Prima è andato in onda lo stupore, poi l’incredulità. Nella trasmissione britannica QI, della Bbc, i candidati al quiz televisivo si sono visti fare la seguente domanda: “Ma avocado e kiwi possono essere considerati frutti vegani?”
La risposta (e qui sta la sorpresa) è stata no. Nonostante lo studio sembrava che stesse crollando, la presentatrice, Sandi Toksvig, ha spiegato che “in realtà non sono davvero vegani” perché, senza l’intervento delle api, specifica, “non potrebbero essere prodotti. E il modo in cui vengono impiegate le api in queste colture è, diciamo, contro natura”.
Serve un passo indietro. Forse non tutti sanno che avocado e kiwi (ma anche altri frutti diffusissimi) esistono grazie all’impollinazione delle api. E che, viste le dimensioni dei frutteti industriali, è necessario far venire api in più, trasportandole su grossi camion dalle loro sedi usuali. Si chiama “apicultura migratoria” (ad esempio è molto diffusa in California): le prendono in uno Stato, le portano in un altro, e poi in un altro ancora. Il viaggio, la costrizione e l’impatto del trasferimento incidono – è stato dimostrato – sulla durata della vita dell’ape, accorciandola.
Bene: è davvero sfruttamento animale, questo? La questione è complicata. Prima di tutto, serve capire se l’insetto, in quanto tale, valga come “animale”. O meglio, se le sofferenze inflitte siano davvero percepite come sofferenze. E sul fatto ci sono diversi dubbi.

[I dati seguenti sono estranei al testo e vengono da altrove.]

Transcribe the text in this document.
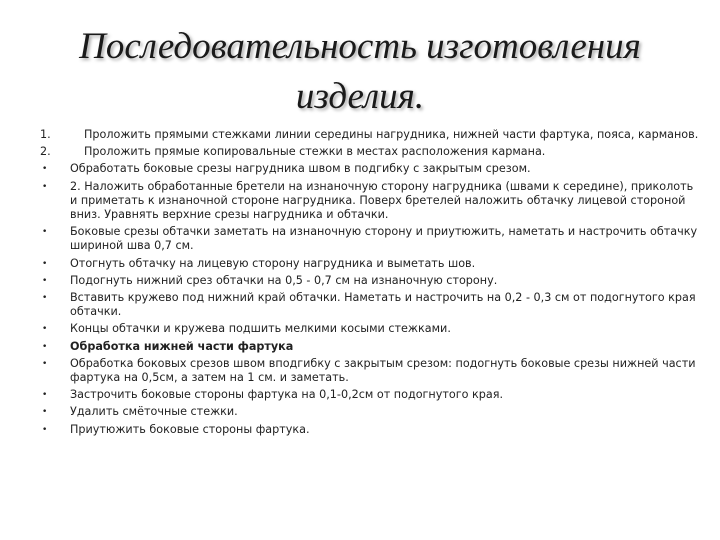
Последовательность изготовления
изделия.
1.	Проложить прямыми стежками линии середины нагрудника, нижней части фартука, пояса, карманов.
2.	Проложить прямые копировальные стежки в местах расположения кармана.
• Обработать боковые срезы нагрудника швом в подгибку с закрытым срезом.
• 2. Наложить обработанные бретели на изнаночную сторону нагрудника (швами к середине), приколоть и приметать к изнаночной стороне нагрудника. Поверх бретелей наложить обтачку лицевой стороной вниз. Уравнять верхние срезы нагрудника и обтачки.
• Боковые срезы обтачки заметать на изнаночную сторону и приутюжить, наметать и настрочить обтачку шириной шва 0,7 см.
• Отогнуть обтачку на лицевую сторону нагрудника и выметать шов.
• Подогнуть нижний срез обтачки на 0,5 - 0,7 см на изнаночную сторону.
• Вставить кружево под нижний край обтачки. Наметать и настрочить на 0,2 - 0,3 см от подогнутого края обтачки.
• Концы обтачки и кружева подшить мелкими косыми стежками.
• Обработка нижней части фартука
• Обработка боковых срезов швом вподгибку с закрытым срезом: подогнуть боковые срезы нижней части фартука на 0,5см, а затем на 1 см. и заметать.
• Застрочить боковые стороны фартука на 0,1-0,2см от подогнутого края.
• Удалить смёточные стежки.
• Приутюжить боковые стороны фартука.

Secondo, da tempo le associazioni vegani “pure”, mostrano come sia impossibile che, nell’agricoltura – in particolare in quella industriale contemporanea – non si danneggino, in via indiretta, specie animali di vario tipo. È un dato di fatto. Può dispiacere, certo. Ma non deve distrarre dalla lotta, dicono. “Chi mangia carne userà questi argomenti per screditare la posizione dei vegani, dimostrando che non esiste un alimento 100% vegano”. E questo, anche se fosse vero, non “deve impedirci di far valere le nostre ragioni”.